Why is it that out of 26 working doctors who have died from Covid-19, 25 had ethnic genetically determined melanin-rich skin, which is well known to to be inefficient at generating vitamin D? Their misfortune has been explained officially as due to socio-economic disadvantage. Is it true that they were socio-economically disadvantaged?

4.
Why is it that in equatorial African countries, the deaths per million are between 0.3 (Uganda) and 16 (Sudan) compared to 615 in the UK and 578 in the USA? Why is it that an ethnic African with melanin-rich skin has about one hundred times the risk of dying from Covid-19 in the UK compared to family members in equatorial Africa? Is socio-economic deprivation so much worse in the UK than in equatorial Africa? Or could it be that a melanin-rich skin has an evolutionary advantage in equatorial Africa but a biological disadvantage in the UK?


5.
Similarly, why is it that India has experienced 32 Covid-19 deaths per million and Pakistan 28, compared to the UK 613? Why is it that people of South Asian ethnicity living in the UK have twenty times the risk of Covid-19 death compared to those living in India and Pakistan?
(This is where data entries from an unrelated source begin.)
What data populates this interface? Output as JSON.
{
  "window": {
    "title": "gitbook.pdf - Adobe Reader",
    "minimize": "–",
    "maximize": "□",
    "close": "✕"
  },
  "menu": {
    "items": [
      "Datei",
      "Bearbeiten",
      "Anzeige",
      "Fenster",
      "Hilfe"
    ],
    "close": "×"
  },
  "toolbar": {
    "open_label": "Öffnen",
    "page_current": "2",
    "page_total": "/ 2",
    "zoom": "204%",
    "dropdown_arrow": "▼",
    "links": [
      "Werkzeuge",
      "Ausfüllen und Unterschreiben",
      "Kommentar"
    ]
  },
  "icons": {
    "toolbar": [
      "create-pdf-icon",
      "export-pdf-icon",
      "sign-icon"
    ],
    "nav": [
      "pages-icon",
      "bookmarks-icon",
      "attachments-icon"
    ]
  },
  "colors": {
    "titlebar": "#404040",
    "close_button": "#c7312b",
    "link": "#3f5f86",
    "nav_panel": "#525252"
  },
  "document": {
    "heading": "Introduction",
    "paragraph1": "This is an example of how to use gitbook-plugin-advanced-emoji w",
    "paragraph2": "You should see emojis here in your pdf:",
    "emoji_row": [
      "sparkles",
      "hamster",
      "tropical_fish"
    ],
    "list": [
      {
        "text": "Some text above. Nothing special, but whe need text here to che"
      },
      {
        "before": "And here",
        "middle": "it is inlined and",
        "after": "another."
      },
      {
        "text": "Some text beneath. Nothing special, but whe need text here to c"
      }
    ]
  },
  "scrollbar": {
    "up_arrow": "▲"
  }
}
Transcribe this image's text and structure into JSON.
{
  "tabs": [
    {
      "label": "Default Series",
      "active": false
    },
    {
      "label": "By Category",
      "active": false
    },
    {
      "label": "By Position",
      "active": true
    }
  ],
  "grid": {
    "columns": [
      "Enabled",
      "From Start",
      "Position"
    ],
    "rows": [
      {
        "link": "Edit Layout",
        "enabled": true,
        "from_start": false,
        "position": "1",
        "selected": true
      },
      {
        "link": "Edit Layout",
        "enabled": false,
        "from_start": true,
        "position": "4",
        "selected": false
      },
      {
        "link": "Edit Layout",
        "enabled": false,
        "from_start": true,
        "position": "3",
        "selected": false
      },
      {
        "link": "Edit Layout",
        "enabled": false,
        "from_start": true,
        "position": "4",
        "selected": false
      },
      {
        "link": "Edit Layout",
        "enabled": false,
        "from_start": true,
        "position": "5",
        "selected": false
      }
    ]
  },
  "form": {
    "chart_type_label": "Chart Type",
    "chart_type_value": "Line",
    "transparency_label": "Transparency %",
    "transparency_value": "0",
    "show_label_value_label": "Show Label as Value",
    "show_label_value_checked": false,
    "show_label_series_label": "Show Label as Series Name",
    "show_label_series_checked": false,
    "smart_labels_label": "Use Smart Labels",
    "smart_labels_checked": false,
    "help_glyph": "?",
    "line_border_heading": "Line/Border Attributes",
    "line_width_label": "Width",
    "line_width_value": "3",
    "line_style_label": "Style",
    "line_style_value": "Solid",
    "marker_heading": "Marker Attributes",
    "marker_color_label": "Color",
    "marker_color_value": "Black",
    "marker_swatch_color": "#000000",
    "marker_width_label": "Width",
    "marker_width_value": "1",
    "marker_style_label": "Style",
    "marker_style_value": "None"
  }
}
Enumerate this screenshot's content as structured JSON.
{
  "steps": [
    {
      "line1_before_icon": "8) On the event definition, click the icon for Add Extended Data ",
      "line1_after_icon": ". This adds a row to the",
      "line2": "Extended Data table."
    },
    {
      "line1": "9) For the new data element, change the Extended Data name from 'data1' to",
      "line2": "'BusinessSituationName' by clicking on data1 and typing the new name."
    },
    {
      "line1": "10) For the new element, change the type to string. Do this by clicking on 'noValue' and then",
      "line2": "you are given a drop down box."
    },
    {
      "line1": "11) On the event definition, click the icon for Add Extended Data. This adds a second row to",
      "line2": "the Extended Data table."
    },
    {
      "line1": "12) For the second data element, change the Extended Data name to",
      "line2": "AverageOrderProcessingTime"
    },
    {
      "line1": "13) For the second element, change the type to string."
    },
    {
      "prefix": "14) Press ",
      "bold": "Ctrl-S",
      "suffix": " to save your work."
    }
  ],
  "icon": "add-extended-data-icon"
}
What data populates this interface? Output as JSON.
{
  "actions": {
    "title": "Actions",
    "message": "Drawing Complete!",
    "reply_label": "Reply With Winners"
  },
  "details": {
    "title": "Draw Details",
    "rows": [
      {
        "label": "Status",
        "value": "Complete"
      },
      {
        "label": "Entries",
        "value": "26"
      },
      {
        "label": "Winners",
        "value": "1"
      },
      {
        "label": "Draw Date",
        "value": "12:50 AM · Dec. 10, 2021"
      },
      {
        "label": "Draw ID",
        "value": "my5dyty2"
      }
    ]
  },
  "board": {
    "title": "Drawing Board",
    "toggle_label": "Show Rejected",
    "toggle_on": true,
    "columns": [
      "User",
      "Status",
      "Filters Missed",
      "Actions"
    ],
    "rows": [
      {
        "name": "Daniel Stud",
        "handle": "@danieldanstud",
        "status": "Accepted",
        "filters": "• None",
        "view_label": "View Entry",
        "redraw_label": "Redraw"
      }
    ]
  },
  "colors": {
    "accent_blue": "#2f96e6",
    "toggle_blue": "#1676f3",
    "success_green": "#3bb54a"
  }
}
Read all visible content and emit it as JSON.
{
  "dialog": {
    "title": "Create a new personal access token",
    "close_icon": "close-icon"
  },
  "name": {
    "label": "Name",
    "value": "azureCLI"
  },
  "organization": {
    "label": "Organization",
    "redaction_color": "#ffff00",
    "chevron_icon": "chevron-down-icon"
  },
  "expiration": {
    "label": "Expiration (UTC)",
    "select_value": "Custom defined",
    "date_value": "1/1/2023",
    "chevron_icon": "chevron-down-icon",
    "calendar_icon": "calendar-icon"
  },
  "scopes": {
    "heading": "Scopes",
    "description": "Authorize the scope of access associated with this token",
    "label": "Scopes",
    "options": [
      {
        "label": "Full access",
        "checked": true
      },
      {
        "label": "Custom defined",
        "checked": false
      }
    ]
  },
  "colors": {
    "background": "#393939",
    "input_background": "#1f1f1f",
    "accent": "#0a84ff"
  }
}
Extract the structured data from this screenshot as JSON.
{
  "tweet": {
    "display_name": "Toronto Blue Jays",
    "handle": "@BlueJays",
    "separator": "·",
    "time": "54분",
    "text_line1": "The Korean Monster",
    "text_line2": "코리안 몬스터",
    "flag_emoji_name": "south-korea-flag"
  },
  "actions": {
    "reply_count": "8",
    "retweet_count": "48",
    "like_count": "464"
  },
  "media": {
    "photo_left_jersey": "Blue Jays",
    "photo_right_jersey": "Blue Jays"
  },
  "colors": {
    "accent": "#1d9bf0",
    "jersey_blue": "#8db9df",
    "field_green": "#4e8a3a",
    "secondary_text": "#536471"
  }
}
Again, is this the result of much more serious socio-economic deprivation in the UK? Or could it be due to differences in climate and vitamin D production in melanin-rich skin?

6.
The British Medical Journal has published during 2020, obituaries of 18 doctors whose deaths have been reported as due to Covid-19. Why is it that 10 have been in those with melanin-poor (ie white) skin, their ages between 84 and 107 (mean 88), whereas the 8 with melanin-rich skin (BAME) have had an age-range between 46 and 79 (mean 63), with no overlap of the age ranges?



7.
Why have these ethnic disadvantages and deaths not been taken seriously by medical-scientific leaders and major medical journals?

8.
Why is it that in July and August, at least in Europe (for example Belgium), “cases” have been increasing quite dramatically in many if not most countries whereas deaths and hospital admissions due to Covid-19 are equally dramatically now very low?





9.
Is it true that antigen testing does not discriminate between someone who is ill from Covid-19 and someone who is simply an asymptomatic carrier of the virus? Is it true that someone who is immune could carry the virus? Will this not be the case after vaccines are introduced? Is it true that vaccines will not stop the virus from landing on the nasal mucosa of someone vaccinated but will just prevent tissue invasion and disease? 

10.
Will extensive testing mean that the mathematical pandemic fuelled by increasingly extensive antigen testing will take a long time in coming to an end? Will the time come that a medical-political leader will say "Enough is enough, we must now stop testing and reporting so that life and the economy can hopefully return to what used to be normal"?

11.
In that we have now experienced more than 40,000 deaths from Covid-19, do our medical-political leaders in retrospect think that it might have been an advantage to our population for them to have been issued with vitamin D supplements at the same time as lockdown on March 23rd, when we had experienced only 285 deaths? In that vitamin D is very safe, very cheap, and has a very strong scientific foundation in optimising immunity, do medical-political leaders accept that it would have been worth a try?